Nevertheless, in the face of plaintiff's near-wholesale failure to respond to the defense's discovery requests or otherwise to prosecute the action, the case simply cannot proceed. Moreover, plaintiff has not contacted the Court or engaged in meaningful dialogue with defense counsel in an attempt to resolve the outstanding discovery issues, so as to establish a time frame for responses to discovery requests that could allow the case to be litigated.
Under the circumstances, and mindful of plaintiff's self-represented status, I conclude that dismissal, without prejudice, and holding out one final opportunity for plaintiff to comply with her discovery obligations, is the appropriate resolution of this issue. Accordingly, in the Order that follows, I will dismiss the action, without prejudice, provided that plaintiff may file, within 28 days, a motion to reopen the matter. Any such motion to reopen must be accompanied by a certification stating that plaintiff has served on defendant responses to defendant's request for production of documents and revised answers to defendant's interrogatories. Defendant will be entitled to oppose any such motion, pointing out any deficiencies it asserts in plaintiff's discovery responses.

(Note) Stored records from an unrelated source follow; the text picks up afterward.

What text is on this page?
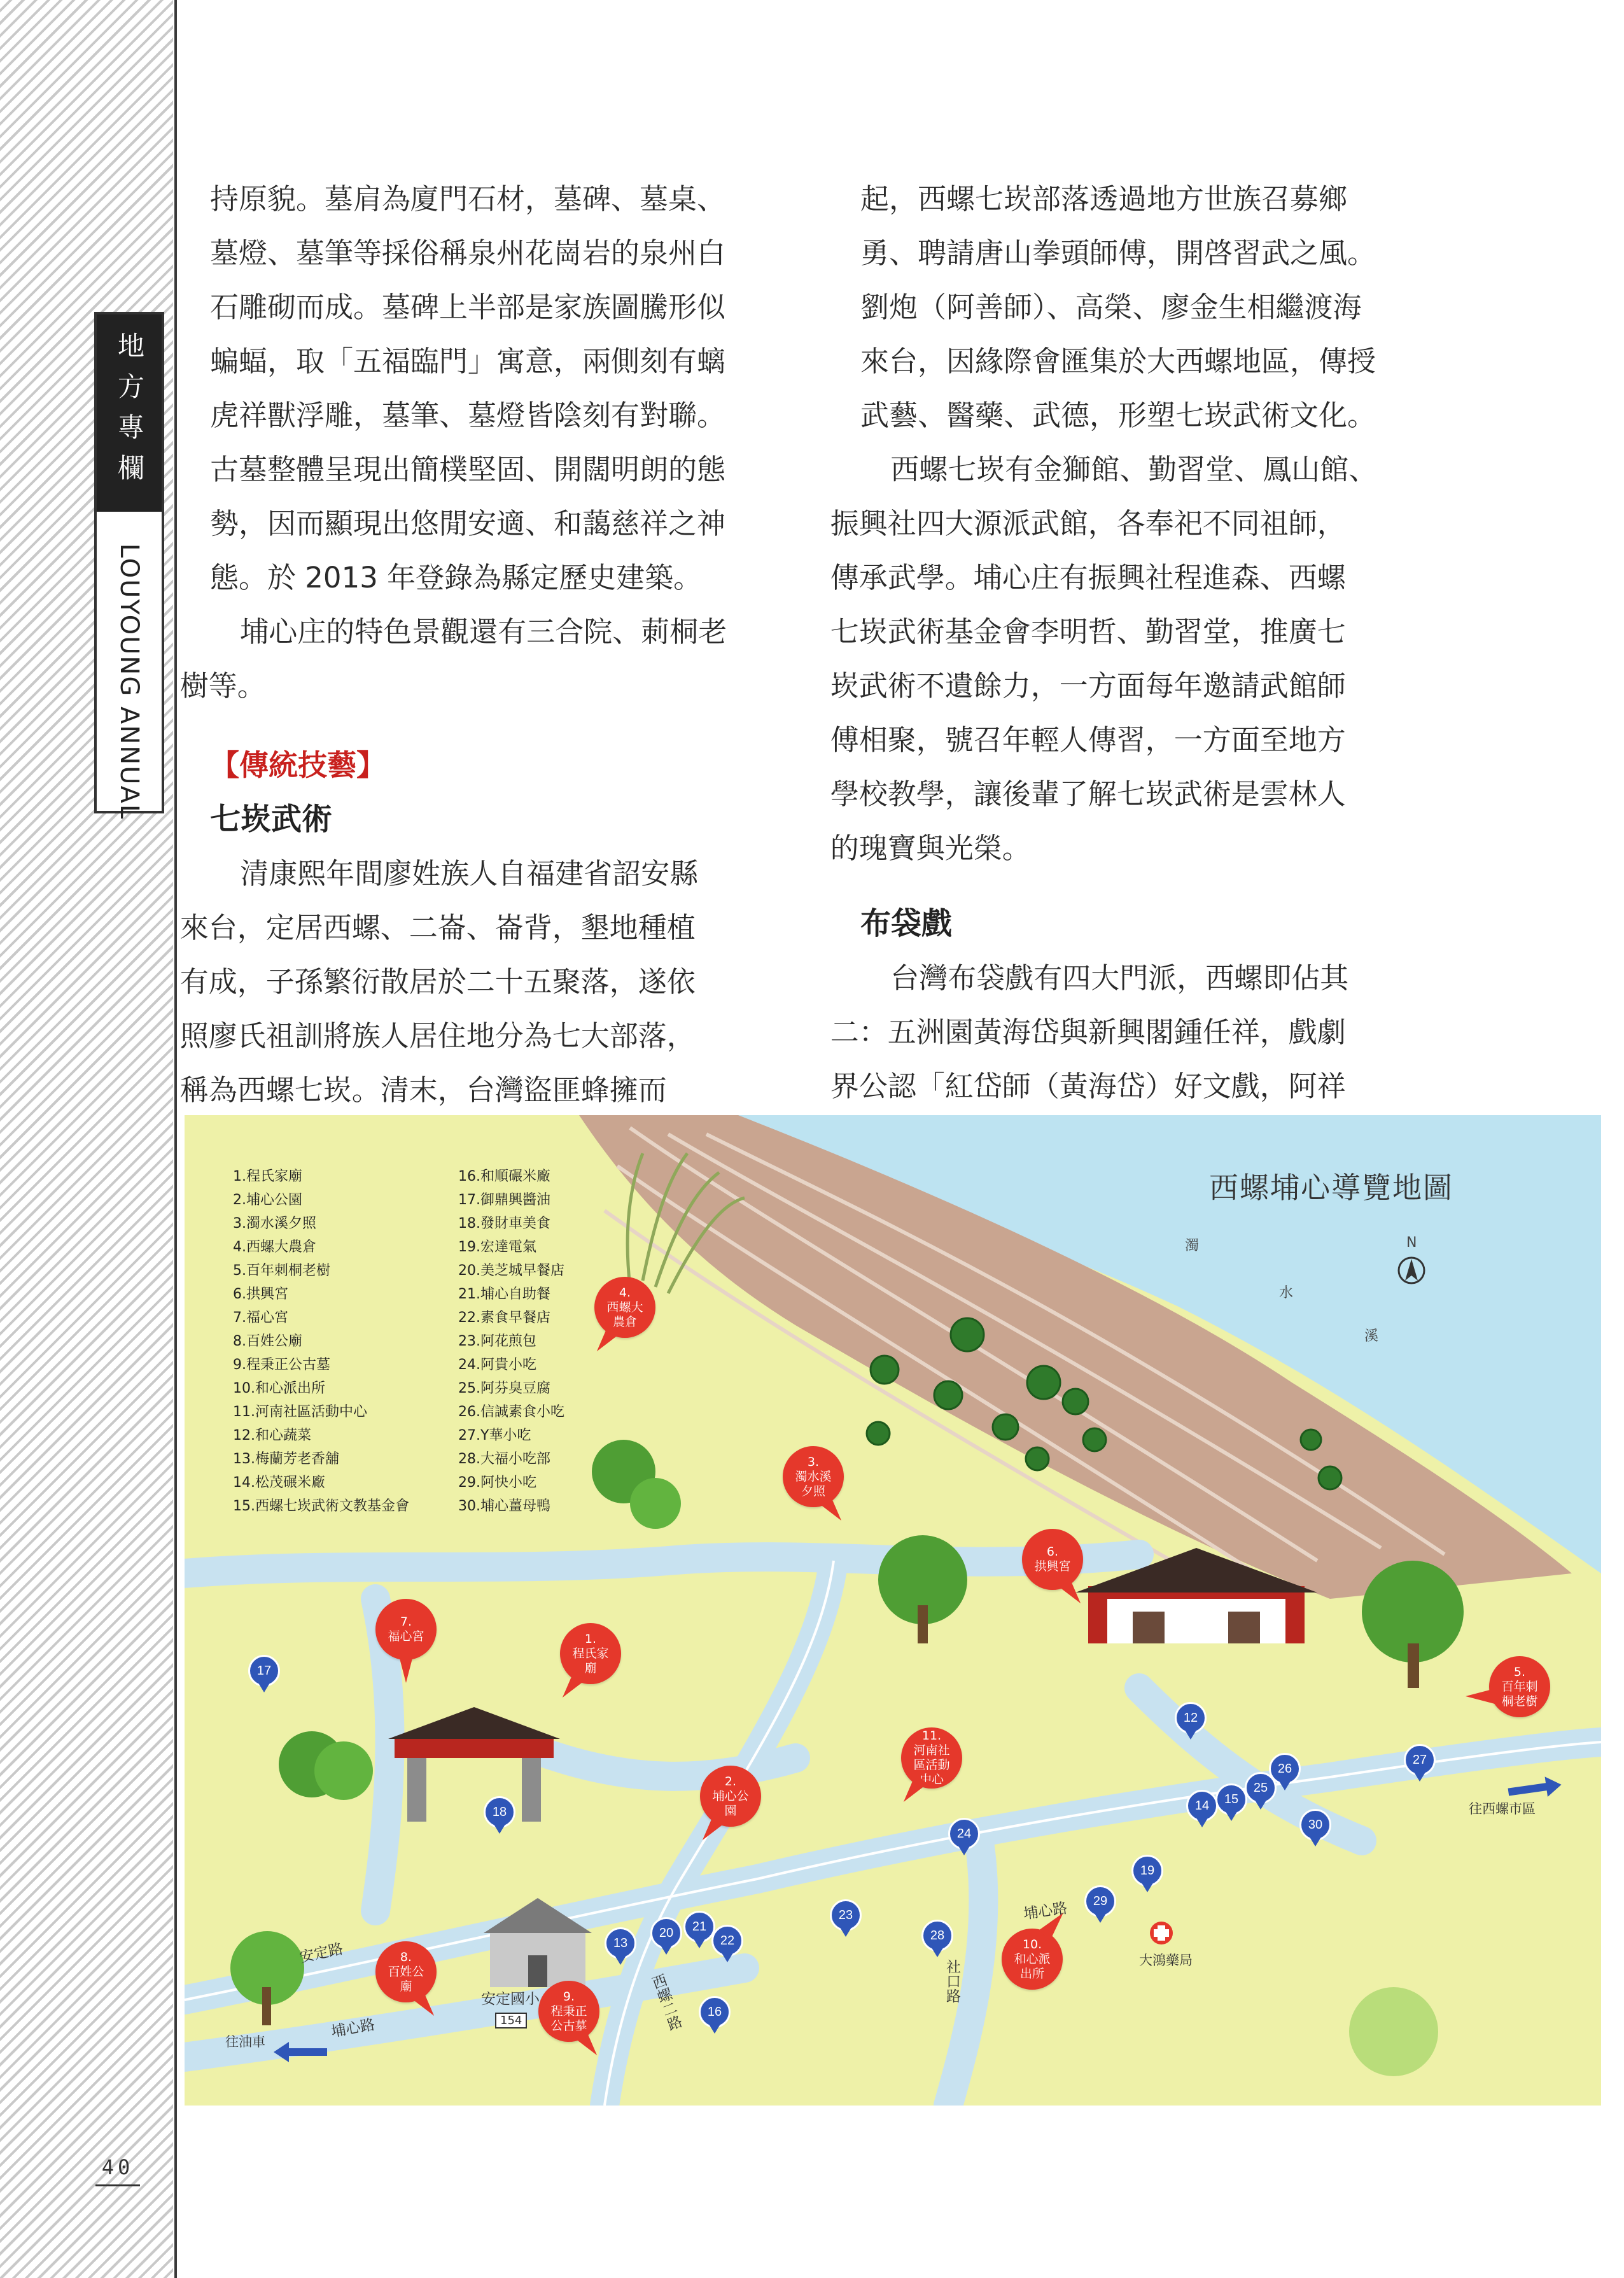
地方專欄
LOUYOUNG ANNUAL
40

持原貌。墓肩為廈門石材，墓碑、墓桌、
墓燈、墓筆等採俗稱泉州花崗岩的泉州白
石雕砌而成。墓碑上半部是家族圖騰形似
蝙蝠，取「五福臨門」寓意，兩側刻有螭
虎祥獸浮雕，墓筆、墓燈皆陰刻有對聯。
古墓整體呈現出簡樸堅固、開闊明朗的態
勢，因而顯現出悠閒安適、和藹慈祥之神
態。於 2013 年登錄為縣定歷史建築。

埔心庄的特色景觀還有三合院、莿桐老
樹等。

【傳統技藝】
七崁武術

清康熙年間廖姓族人自福建省詔安縣
來台，定居西螺、二崙、崙背，墾地種植
有成，子孫繁衍散居於二十五聚落，遂依
照廖氏祖訓將族人居住地分為七大部落，
稱為西螺七崁。清末，台灣盜匪蜂擁而

起，西螺七崁部落透過地方世族召募鄉
勇、聘請唐山拳頭師傅，開啓習武之風。
劉炮（阿善師）、高榮、廖金生相繼渡海
來台，因緣際會匯集於大西螺地區，傳授
武藝、醫藥、武德，形塑七崁武術文化。

西螺七崁有金獅館、勤習堂、鳳山館、
振興社四大源派武館，各奉祀不同祖師，
傳承武學。埔心庄有振興社程進森、西螺
七崁武術基金會李明哲、勤習堂，推廣七
崁武術不遺餘力，一方面每年邀請武館師
傅相聚，號召年輕人傳習，一方面至地方
學校教學，讓後輩了解七崁武術是雲林人
的瑰寶與光榮。

布袋戲

台灣布袋戲有四大門派，西螺即佔其
二：五洲園黃海岱與新興閣鍾任祥，戲劇
界公認「紅岱師（黃海岱）好文戲，阿祥

西螺埔心導覽地圖
N
濁
水
溪
1.程氏家廟
2.埔心公園
3.濁水溪夕照
4.西螺大農倉
5.百年刺桐老樹
6.拱興宮
7.福心宮
8.百姓公廟
9.程秉正公古墓
10.和心派出所
11.河南社區活動中心
12.和心蔬菜
13.梅蘭芳老香舖
14.松茂碾米廠
15.西螺七崁武術文教基金會
16.和順碾米廠
17.御鼎興醬油
18.發財車美食
19.宏達電氣
20.美芝城早餐店
21.埔心自助餐
22.素食早餐店
23.阿花煎包
24.阿貴小吃
25.阿芬臭豆腐
26.信誠素食小吃
27.Y華小吃
28.大福小吃部
29.阿快小吃
30.埔心薑母鴨
4.
西螺大農倉
3.
濁水溪夕照
6.
拱興宮
7.
福心宮	1.
程氏家廟	5.
百年刺桐老樹
11.
河南社區活動中心
2.
埔心公園
8.
百姓公廟
9.
程秉正公古墓
10.
和心派出所
17
18
12
13
20	21
22
16
23
24
28
19
29
14	15
25
26
30
27
安定路
埔心路
埔心路
安定國小
154
往油車
往西螺市區
社口路
西螺二路
大鴻藥局
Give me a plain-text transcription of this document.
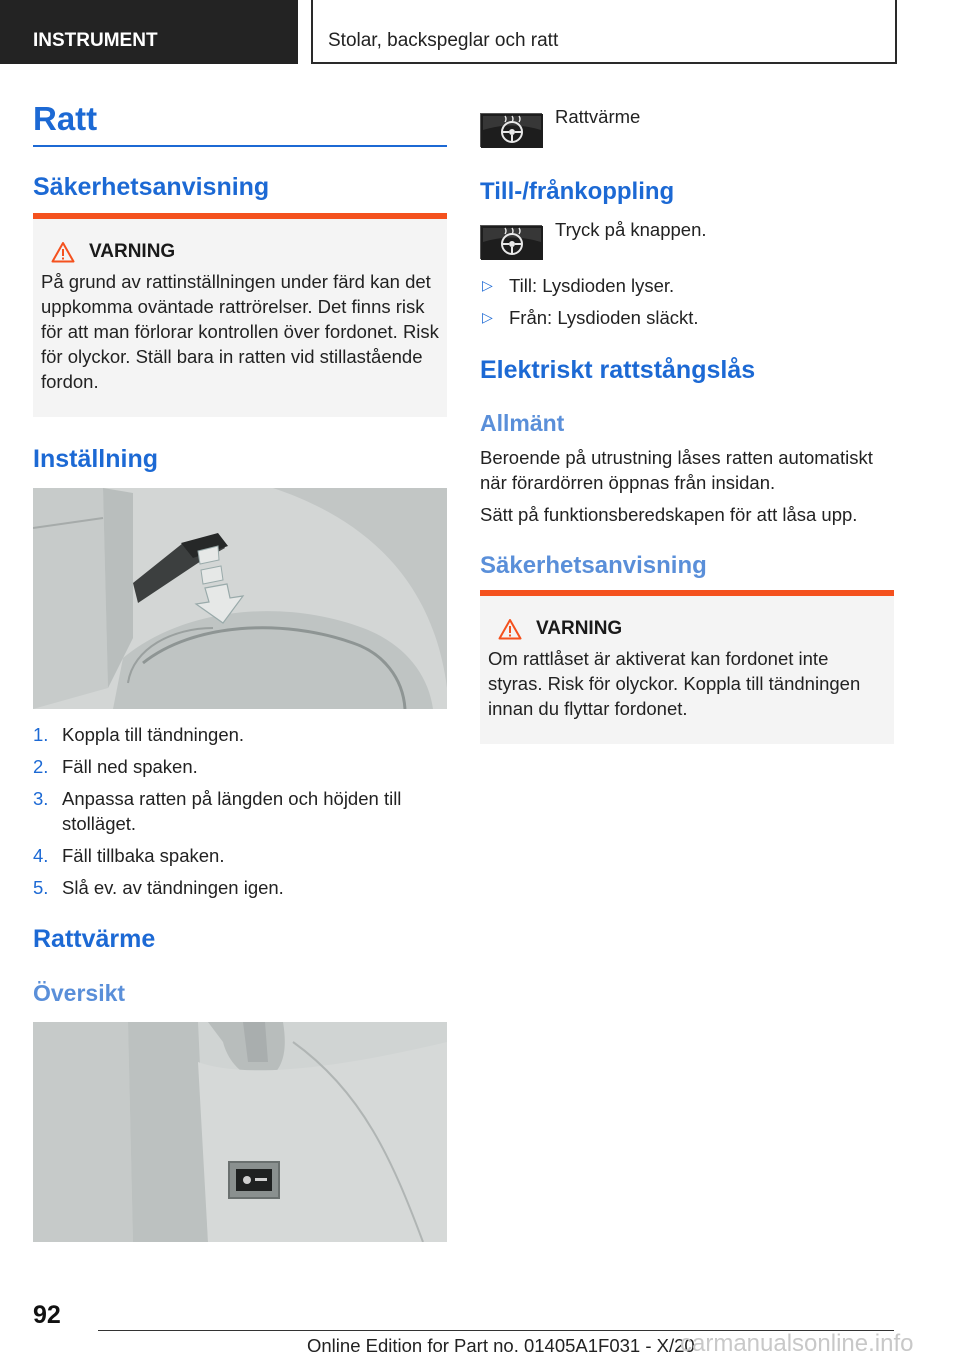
INSTRUMENT	Stolar, backspeglar och ratt
Ratt
Säkerhetsanvisning
VARNING
På grund av rattinställningen under färd kan det uppkomma oväntade rattrörelser. Det finns risk för att man förlorar kontrollen över fordonet. Risk för olyckor. Ställ bara in ratten vid stillastående fordon.
Inställning
1. Koppla till tändningen.
2. Fäll ned spaken.
3. Anpassa ratten på längden och höjden till stolläget.
4. Fäll tillbaka spaken.
5. Slå ev. av tändningen igen.
Rattvärme
Översikt

Rattvärme

Till-/frånkoppling

Tryck på knappen.

▷ Till: Lysdioden lyser.
▷ Från: Lysdioden släckt.
Elektriskt rattstångslås
Allmänt

Beroende på utrustning låses ratten automatiskt när förardörren öppnas från insidan.

Sätt på funktionsberedskapen för att låsa upp.

Säkerhetsanvisning
VARNING
Om rattlåset är aktiverat kan fordonet inte styras. Risk för olyckor. Koppla till tändningen innan du flyttar fordonet.
92
Online Edition for Part no. 01405A1F031 - X/20
carmanualsonline.info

If plaintiff does not file a timely motion to reopen in compliance with the Court's Order, the dismissal will be with prejudice. See Choice Hotels Int'l, Inc. v. Goodwin & Boone, 11 F.3d 469, 471 (4th Cir. 1993) (stating that a district court is entitled to "dismiss the plaintiff's action without prejudice but with conditions that the plaintiff must satisfy, and to specify that the dismissal will become prejudicial if the plaintiff fails to satisfy the conditions," so long as the "district court's specification [is] explicit and clear").